Viúva de Marielle cobra explicações sobre morte de miliciano

Capitão Adriano foi morto pela polícia na manhã deste domingo, em Esplanada

A viúva da vereadora Marielle Franco (PSOL), Mônica Benício, cobrou neste domingo (9) providências do ministro da Justiça e Segurança Pública, Sérgio Moro, após a divulgação da morte de Adriano Magalhães da Nóbrega, apontado como chefe da milícia "Escritório do Crime", suspeita de envolvimento no assassinato da parlamentar, em março de 2018.

Ao compartilhar a notícia da morte de Nóbrega no Instagram, ela escreveu "Moro, cadê o Queiroz?", em referência a Fabrício Queiroz, amigo de Nóbrega e ex-assessor parlamentar de Flávio Bolsonaro na Assembleia Legislativa do Rio (Alerj).

Ação policial

De acordo com informações da Secretaria da Segurança Pública (SSP), Adriano começou a ser monitorado por equipes de inteligência da SSP após a informação de que ele teria buscado esconderijo na Bahia. Ele foi encontrado em um imóvel na zona rural de Esplanada.
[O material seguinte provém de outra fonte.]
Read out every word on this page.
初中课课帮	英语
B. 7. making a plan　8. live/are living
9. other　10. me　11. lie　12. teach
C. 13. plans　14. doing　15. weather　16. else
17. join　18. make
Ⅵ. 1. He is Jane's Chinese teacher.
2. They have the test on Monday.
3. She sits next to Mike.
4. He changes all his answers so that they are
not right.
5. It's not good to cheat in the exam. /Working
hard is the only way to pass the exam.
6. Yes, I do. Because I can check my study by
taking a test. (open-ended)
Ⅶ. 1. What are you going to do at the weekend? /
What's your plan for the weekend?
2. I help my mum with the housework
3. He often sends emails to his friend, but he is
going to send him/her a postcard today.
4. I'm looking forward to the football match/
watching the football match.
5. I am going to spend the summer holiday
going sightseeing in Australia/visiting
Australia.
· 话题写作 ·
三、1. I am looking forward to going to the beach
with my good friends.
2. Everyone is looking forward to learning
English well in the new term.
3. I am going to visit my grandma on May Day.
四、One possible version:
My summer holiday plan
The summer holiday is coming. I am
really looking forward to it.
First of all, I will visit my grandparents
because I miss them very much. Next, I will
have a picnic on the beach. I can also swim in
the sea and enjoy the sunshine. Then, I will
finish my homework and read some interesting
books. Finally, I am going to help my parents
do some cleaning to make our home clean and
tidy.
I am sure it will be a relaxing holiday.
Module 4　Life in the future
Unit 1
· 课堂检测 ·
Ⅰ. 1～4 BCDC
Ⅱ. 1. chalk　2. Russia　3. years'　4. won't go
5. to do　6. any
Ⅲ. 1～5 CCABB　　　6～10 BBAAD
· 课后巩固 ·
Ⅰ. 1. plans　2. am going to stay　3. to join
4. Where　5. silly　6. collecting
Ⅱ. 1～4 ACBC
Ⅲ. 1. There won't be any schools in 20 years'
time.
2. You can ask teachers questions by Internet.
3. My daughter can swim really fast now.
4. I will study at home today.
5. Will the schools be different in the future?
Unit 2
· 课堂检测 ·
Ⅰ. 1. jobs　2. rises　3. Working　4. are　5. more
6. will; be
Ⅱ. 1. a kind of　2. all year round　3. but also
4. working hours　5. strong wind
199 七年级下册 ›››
Ainda segundo a SSP, Adriano resistiu à abordagem e disparou contra os policiais. Houve troca de tiros e ele acabou sendo ferido. Ele teria sido levado para um hospital da região, mas não resistiu. 

"Procuramos sempre apoiar as polícias dos outros estados e, desta vez, priorizamos o caso por ser de relevância nacional. Buscamos efetuar a prisão, mas o procurado preferiu reagir atirando", comentou o secretário da Segurança Pública da Bahia, Maurício Teles Barbosa. 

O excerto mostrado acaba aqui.